Audio By Carbonatix
Speaking generally for a sec, I don’t like singers who talk instead of sing. That’s why hip-hop (well, besides Ol’ Dirty Bastard and Biz Markie) took a while for me: no singing, just talking. Or rhyming. Or whatever. (To clear my name, I have of course since seen the light–or at least Pharoahe Monch’s “The Light,” which features some wicked vocalizing–and have realized that in rap, talking is singing. Or rhyming. Or whatever.) But something about the way Chris Leo talks makes me want to sing. He used to do it when he fronted the Van Pelt, a band that used to name songs things like “Young Alchemists” and “Do The Lovers Still Meet At The Chiang Kai-Shek Memorial?” and then fill them with angular, herky-jerky swatches of post-punk guitar detritus and poems about puppies and speeding trains and the way the sky looks after it rains.

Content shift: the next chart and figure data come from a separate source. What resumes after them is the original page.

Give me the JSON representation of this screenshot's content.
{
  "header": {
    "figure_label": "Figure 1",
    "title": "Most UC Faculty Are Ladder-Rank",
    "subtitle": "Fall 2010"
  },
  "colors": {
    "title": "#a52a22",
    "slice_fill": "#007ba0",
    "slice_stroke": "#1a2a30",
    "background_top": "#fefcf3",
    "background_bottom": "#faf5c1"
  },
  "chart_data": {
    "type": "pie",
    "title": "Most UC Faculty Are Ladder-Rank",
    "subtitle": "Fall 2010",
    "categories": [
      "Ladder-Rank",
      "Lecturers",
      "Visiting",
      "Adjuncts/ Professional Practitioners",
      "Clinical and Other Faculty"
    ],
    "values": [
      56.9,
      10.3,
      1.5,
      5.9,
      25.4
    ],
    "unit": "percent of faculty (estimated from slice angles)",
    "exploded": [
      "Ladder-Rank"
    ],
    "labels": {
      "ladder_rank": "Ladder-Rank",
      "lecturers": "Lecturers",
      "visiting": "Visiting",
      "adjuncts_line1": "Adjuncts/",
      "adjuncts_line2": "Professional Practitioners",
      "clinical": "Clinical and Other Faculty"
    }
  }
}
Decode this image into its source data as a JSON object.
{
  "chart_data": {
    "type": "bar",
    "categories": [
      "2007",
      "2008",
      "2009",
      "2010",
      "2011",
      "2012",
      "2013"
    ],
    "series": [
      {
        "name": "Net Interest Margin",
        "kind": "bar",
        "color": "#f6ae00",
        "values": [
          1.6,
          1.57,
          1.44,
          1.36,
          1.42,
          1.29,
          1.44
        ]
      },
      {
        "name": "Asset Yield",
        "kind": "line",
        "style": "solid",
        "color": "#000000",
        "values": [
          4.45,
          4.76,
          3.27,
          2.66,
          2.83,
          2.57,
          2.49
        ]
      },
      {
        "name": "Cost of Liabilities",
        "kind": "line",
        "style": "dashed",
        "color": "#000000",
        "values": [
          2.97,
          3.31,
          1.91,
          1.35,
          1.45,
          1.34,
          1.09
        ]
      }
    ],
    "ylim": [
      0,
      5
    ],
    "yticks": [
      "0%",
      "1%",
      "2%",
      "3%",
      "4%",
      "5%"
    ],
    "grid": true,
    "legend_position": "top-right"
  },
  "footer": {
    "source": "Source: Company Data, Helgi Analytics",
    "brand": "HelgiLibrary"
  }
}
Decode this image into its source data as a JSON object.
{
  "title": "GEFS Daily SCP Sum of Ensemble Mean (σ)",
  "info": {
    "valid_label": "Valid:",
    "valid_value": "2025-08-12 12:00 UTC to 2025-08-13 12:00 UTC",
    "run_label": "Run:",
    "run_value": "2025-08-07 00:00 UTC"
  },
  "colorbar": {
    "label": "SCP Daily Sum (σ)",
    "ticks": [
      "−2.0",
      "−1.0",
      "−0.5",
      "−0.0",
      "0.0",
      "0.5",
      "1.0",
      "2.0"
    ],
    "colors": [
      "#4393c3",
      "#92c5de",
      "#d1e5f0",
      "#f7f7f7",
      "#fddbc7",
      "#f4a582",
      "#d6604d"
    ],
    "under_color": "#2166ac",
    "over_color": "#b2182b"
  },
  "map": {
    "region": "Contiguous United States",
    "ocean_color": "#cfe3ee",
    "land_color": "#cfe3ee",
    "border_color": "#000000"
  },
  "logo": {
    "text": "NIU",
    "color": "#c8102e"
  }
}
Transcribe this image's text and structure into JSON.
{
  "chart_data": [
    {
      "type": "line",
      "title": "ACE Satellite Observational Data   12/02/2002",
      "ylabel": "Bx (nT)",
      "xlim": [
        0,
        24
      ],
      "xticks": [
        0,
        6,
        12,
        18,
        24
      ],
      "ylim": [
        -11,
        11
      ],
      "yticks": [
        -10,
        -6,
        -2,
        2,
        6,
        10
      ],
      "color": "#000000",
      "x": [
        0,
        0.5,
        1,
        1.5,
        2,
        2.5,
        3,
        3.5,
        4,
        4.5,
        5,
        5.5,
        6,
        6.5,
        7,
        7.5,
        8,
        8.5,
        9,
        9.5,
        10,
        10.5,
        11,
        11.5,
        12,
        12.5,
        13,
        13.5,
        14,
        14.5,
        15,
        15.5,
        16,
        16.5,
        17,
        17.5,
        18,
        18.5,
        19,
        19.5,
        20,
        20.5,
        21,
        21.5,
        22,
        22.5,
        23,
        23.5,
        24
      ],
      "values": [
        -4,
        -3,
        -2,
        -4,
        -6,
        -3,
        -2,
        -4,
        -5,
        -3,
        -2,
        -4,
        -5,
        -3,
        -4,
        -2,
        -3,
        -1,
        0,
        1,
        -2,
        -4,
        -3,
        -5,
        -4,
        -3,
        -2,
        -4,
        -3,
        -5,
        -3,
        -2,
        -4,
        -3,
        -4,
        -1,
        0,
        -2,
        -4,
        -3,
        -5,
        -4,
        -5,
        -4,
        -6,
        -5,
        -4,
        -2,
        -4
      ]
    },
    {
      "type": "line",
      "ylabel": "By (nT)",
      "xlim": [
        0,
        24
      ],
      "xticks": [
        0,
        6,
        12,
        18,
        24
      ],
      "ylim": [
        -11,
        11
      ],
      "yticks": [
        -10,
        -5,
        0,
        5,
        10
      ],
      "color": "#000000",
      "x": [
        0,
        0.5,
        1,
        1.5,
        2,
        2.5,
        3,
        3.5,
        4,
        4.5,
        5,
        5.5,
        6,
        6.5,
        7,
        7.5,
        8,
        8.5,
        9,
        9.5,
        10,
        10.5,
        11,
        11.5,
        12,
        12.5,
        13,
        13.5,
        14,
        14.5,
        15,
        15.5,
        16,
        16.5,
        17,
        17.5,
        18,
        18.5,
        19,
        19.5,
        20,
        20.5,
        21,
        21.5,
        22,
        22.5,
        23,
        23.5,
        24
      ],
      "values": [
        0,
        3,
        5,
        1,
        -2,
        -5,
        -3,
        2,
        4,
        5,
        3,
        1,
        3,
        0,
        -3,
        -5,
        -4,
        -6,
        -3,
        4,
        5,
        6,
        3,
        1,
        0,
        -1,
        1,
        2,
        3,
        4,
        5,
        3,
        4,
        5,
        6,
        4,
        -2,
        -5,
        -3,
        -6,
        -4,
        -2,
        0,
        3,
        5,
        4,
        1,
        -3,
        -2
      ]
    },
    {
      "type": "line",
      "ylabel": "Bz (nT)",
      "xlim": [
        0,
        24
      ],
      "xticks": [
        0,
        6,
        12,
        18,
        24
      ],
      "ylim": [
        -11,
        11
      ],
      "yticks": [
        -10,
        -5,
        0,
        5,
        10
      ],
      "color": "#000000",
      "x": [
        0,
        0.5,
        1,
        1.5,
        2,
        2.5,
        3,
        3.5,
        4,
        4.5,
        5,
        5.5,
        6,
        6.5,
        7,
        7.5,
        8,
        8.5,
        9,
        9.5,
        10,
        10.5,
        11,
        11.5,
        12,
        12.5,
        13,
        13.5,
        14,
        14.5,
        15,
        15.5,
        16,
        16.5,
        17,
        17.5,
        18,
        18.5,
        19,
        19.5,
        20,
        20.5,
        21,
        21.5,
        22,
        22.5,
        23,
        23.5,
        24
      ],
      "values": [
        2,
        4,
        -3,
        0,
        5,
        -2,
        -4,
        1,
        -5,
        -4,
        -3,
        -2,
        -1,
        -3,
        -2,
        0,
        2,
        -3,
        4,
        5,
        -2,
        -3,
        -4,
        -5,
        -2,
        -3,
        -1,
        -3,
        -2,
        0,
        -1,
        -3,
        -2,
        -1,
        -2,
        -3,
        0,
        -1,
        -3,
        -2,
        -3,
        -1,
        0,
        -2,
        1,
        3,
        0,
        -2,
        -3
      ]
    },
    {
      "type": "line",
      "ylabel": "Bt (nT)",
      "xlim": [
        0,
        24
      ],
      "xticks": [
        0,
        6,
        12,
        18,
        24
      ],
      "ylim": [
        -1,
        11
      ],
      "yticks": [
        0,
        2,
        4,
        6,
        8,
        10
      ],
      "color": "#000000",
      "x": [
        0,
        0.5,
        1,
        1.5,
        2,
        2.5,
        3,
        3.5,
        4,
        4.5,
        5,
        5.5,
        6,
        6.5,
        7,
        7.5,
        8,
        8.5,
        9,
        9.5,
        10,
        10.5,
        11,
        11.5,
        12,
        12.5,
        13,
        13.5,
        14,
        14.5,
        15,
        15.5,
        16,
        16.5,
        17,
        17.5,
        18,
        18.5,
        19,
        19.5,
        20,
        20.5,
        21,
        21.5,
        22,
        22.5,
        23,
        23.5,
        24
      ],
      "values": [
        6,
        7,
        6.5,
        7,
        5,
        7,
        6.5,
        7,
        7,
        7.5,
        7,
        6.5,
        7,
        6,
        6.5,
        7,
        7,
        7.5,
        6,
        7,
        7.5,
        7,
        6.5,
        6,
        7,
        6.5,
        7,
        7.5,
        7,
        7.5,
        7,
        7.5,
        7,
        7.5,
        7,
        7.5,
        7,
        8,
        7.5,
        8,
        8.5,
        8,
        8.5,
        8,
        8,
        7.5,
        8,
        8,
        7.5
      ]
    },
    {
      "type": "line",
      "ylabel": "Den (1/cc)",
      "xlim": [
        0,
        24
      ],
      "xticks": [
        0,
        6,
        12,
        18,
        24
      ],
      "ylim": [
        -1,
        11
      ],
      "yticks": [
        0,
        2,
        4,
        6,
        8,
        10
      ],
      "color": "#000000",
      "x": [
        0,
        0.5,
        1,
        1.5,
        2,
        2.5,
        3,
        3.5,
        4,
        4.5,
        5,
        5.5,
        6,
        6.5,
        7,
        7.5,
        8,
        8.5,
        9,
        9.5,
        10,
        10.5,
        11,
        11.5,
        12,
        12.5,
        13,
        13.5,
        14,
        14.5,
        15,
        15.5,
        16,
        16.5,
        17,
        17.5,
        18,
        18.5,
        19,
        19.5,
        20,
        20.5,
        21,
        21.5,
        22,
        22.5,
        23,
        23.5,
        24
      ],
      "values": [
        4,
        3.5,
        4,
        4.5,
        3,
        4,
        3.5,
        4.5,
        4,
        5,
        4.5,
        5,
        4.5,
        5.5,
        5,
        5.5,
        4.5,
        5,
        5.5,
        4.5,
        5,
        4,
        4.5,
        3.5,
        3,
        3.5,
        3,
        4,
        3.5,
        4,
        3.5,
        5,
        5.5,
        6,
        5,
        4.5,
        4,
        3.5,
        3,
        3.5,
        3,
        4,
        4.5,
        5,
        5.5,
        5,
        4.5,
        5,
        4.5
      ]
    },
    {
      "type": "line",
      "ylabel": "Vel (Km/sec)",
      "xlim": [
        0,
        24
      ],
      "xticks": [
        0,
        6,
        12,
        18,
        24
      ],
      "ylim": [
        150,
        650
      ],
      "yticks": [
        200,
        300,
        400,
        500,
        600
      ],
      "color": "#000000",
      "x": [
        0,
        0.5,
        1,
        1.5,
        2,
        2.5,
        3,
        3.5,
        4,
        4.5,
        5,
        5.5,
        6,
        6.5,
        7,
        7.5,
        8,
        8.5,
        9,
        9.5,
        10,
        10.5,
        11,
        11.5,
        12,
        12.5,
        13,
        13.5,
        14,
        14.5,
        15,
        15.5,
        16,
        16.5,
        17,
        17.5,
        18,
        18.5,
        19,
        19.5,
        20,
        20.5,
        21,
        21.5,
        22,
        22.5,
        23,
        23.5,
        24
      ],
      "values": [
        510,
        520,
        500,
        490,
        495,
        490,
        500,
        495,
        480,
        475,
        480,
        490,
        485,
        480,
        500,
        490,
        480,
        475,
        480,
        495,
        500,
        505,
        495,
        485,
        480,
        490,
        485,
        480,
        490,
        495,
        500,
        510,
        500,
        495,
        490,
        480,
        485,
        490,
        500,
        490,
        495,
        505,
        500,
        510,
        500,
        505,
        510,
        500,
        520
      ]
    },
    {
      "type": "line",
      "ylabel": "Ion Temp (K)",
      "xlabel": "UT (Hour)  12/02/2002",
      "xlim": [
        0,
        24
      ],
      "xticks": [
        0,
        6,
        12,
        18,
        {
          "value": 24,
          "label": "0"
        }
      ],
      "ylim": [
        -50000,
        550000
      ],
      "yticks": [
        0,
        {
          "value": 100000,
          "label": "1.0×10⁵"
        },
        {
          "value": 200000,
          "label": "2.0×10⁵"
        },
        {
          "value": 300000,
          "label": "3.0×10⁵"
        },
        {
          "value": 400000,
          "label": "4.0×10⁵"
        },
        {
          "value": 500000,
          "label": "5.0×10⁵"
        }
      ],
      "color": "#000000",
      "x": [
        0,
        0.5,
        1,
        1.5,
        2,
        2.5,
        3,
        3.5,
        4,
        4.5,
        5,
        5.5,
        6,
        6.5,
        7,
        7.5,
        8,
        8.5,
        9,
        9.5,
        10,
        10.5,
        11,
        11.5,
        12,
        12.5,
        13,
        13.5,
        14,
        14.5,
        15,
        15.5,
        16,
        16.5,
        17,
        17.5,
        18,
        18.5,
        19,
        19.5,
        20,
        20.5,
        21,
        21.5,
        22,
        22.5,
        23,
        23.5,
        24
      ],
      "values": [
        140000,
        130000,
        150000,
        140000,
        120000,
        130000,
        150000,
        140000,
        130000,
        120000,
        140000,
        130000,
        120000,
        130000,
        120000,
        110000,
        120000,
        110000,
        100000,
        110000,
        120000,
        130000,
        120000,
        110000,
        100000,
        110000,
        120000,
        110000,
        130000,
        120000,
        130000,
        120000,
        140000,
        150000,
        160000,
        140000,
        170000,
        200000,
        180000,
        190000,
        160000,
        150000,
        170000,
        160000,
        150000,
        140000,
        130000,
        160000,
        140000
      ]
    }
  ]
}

Leo was great in that band, standing bow-legged with his guitar strung sassily around his neck like a wallet-chain version of Walt Whitman and Amelia Earhart and Tiny Tim and Molly Ringwald rolled into one, spewing his magic realism into the stale, steamy air of a few hundred underage venues nightly and sometimes even daily.
So I was genuinely saddened to see The Lapse go the way of all bands vivified by the spark of free floors when they broke up a few years ago. But then I was happy again the first time I saw The Lapse and realized they were pretty much the same band. Betrayal!, the Lapse’s first record, actually introduced pretty much exactly the same band, complete with a stripped-down version of the one about the puppies and the speeding trains. I like Heaven Ain’t Happenin’, the record they released last April on Chicago indie Southern Records, more, and it’s not just because bassist Toko Yasuda takes the mic a few times and actually, really, physically sings a couple dozen notes. That helps, but what I really like about it is the way Leo’s worked his old mojo into a post-collegiate frenzy.
He fills the songs he sings–oops, talks–here with the kind of bewitching wordplay you gotta work hard–or not at all– to crack: “This country of continents is a culture of condiments/Our pantries are stocked with relishes and after-dinner mints/Our children are raised on mustards and party dip.” Funny stuff, and true, too. And it rhymes. Or whatever.